The mufti presents every year to the sultan the candidates for the leading judicial magistracies; these candidates are chosen from the members of the ulema. The post of mufti would be an excellent counterpoise to the authority of the sultan, if the latter had it not in his power to dismiss the mufti, to send him into exile, and even to condemn him to death.
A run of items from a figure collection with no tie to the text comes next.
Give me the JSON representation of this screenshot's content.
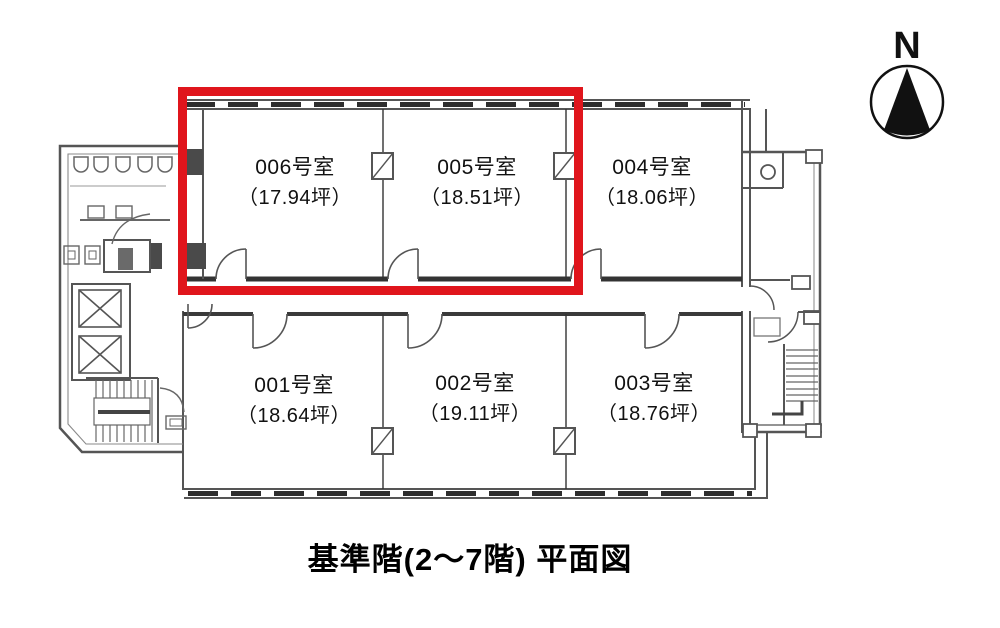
{
  "caption": "基準階(2～7階) 平面図",
  "compass": {
    "label": "N"
  },
  "rooms": [
    {
      "name": "006号室",
      "area": "（17.94坪）",
      "highlighted": true
    },
    {
      "name": "005号室",
      "area": "（18.51坪）",
      "highlighted": true
    },
    {
      "name": "004号室",
      "area": "（18.06坪）",
      "highlighted": false
    },
    {
      "name": "001号室",
      "area": "（18.64坪）",
      "highlighted": false
    },
    {
      "name": "002号室",
      "area": "（19.11坪）",
      "highlighted": false
    },
    {
      "name": "003号室",
      "area": "（18.76坪）",
      "highlighted": false
    }
  ],
  "highlight": {
    "rooms": [
      "006号室",
      "005号室"
    ],
    "color": "#e0151c"
  },
  "icons": {
    "north_arrow": "filled-triangle-in-circle",
    "elevator": "box-with-x-cross",
    "stairs": "hatched-treads",
    "toilet": "circle-fixture"
  },
  "colors": {
    "background": "#ffffff",
    "wall": "#555555",
    "wall_dark": "#2e2e2e",
    "text": "#111111",
    "highlight": "#e0151c"
  }
}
The foregoing political and judicial organization seems at first sight very reasonable, and would appear to yield some guarantee to the subjects of the Porte. Dishonesty unfortunately prevents the regular progress of these administrative institutions. The venality of officials, their greed and their immorality, are such, that not the smallest post, not the slightest service, can be obtained without making them a present. Places, the judges’ decisions, and the witnesses’ evidence are all bought. False witnesses abound in no country in the shameless way they do in the Turkish empire, where the consequences of their perjury are the more frightful, since the cadi’s decision is without appeal. Justice is meted out in Turkey as it was meted out three hundred years ago among the nomadic tribes of the Osmanlis. After a few contradictory pieces of evidence, after a few oaths made on both sides, without any preliminary inquiry, and without any advocates, the cadi or simply the naïb, gives a decision, based upon some passage of the Koran. The penal code of this ignorant and hasty tribunal merely consists in fining the wealthy, in inflicting the bastinado on the common people, and in hanging criminals right out of hand.